Compara la Catwoman de Pfeiffer con cualquiera de los personajes femeninos del MCU o de las películas de DC. Por ejemplo, Gal Gadot, que no es muy buena actriz; interpreta a Wonder Woman con una valentía rancia, su moral nunca se cuestiona, sus motivos son totalmente venerables. Es una buena persona, no hay duda; este heroísmo intrépido no es interesante porque no hay conflicto, no hay lucha interna. Su lealtad nunca se pone en duda.
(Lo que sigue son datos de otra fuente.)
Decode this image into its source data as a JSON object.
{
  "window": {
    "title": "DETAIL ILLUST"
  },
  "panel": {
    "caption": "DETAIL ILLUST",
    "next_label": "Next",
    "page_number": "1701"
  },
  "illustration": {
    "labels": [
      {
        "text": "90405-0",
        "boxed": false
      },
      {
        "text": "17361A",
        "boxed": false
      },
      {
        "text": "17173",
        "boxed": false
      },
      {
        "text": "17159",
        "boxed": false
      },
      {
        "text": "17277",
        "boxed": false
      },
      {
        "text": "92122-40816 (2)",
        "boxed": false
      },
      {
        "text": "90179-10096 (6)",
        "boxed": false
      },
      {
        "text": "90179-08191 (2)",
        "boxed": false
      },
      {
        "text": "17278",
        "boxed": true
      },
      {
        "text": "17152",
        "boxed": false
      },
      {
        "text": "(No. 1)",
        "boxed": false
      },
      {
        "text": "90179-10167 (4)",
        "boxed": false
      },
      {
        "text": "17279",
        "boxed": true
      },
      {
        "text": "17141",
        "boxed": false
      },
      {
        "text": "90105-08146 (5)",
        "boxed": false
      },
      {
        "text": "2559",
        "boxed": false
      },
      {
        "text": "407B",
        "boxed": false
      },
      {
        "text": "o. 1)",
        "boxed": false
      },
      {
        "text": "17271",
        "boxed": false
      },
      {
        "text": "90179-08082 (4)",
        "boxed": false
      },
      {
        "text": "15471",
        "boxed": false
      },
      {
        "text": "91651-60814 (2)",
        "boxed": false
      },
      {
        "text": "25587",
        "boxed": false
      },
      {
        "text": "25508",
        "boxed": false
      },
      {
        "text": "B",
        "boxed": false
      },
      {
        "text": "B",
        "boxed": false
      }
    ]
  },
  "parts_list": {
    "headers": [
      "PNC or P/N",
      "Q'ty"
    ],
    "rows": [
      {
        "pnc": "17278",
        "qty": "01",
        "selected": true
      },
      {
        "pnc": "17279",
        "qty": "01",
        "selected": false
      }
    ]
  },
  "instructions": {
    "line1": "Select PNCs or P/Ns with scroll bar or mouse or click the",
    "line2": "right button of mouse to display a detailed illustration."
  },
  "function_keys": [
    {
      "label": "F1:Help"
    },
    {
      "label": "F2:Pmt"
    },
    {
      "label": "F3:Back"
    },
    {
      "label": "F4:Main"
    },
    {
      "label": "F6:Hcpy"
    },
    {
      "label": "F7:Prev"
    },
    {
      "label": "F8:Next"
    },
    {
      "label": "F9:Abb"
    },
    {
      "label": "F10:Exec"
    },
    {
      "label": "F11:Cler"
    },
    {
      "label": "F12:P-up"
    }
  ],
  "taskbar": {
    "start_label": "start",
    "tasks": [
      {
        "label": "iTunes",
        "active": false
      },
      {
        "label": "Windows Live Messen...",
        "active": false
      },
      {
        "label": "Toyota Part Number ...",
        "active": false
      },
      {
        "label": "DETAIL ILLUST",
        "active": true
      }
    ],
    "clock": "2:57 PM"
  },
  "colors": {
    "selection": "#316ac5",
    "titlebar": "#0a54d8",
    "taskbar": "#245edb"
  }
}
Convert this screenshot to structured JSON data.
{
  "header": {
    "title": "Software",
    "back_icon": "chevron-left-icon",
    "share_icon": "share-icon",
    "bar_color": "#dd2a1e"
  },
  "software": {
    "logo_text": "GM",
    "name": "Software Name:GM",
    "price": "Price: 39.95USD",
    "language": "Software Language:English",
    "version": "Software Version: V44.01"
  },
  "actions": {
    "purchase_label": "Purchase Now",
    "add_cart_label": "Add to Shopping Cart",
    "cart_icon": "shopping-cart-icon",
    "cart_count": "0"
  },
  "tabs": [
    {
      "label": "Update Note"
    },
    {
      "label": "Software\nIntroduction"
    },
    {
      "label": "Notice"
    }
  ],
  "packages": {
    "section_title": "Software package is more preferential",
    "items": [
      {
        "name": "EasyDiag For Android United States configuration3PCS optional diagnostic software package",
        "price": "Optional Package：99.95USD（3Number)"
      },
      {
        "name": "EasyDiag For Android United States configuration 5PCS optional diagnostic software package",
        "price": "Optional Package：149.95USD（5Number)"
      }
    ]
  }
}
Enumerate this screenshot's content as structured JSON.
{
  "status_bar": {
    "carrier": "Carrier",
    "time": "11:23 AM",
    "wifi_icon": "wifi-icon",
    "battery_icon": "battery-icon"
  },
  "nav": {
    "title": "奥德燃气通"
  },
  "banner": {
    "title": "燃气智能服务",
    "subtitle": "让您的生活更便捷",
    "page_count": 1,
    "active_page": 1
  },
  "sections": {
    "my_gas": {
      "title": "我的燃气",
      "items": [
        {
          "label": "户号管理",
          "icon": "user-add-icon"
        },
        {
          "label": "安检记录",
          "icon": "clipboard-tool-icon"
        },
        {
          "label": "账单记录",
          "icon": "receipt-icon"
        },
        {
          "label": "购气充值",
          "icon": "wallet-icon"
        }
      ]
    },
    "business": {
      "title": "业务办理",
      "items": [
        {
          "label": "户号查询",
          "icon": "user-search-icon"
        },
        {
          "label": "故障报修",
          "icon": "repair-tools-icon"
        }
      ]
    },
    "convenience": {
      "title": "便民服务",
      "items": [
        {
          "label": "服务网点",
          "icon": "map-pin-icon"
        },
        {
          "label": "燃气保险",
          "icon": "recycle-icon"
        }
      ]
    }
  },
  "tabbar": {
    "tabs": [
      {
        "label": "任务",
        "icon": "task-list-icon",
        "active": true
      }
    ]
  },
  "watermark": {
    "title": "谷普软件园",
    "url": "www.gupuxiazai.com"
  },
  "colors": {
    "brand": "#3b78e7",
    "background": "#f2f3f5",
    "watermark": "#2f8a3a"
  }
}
Y las mujeres del Universo Marvel son igualmente aburridas, sólo un grupo de justas defensoras de la humanidad, siempre haciendo lo correcto. La Catwoman de Pfeiffer, al igual que Batman, nace de un trauma: Shreck la empuja por una ventana y, mientras yace en la nieve, 20 pisos más abajo, una manada de gatos de callejón desciende sobre ella, lamiéndola, mordisqueándola, con los ojos crispados y las cuerdas de Danny Elfman chillando, y entonces se despierta, transformada. Quiere vengarse de Shreck, de la ciudad, lo que la alinea temporalmente con el Pingüino, y sin embargo vemos, en las escenas con Selina y Bruce, que no es una villana sino una víctima trágica que se defiende. La vida es una mierda; ahora ella también lo es. Pfeiffer y Keaton tienen una química sexy. Piensa en la escena en la que ella se tumba encima de él y le dice que el muérdago es mortal si lo comes, o en la repetición de esa frase, en el lujoso baile de máscaras, cuando se dan cuenta de las identidades alternativas del otro y ella parece, a la vez, sorprendida y no, un poco confusa, casi como si quisiera lamerle la cara. Nada de la actual avalancha de productos de propiedad intelectual tiene algo que se parezca a esta sexualidad. La actual cosecha de películas de superhéroes carece de sexo, está castrada. Son cobardes.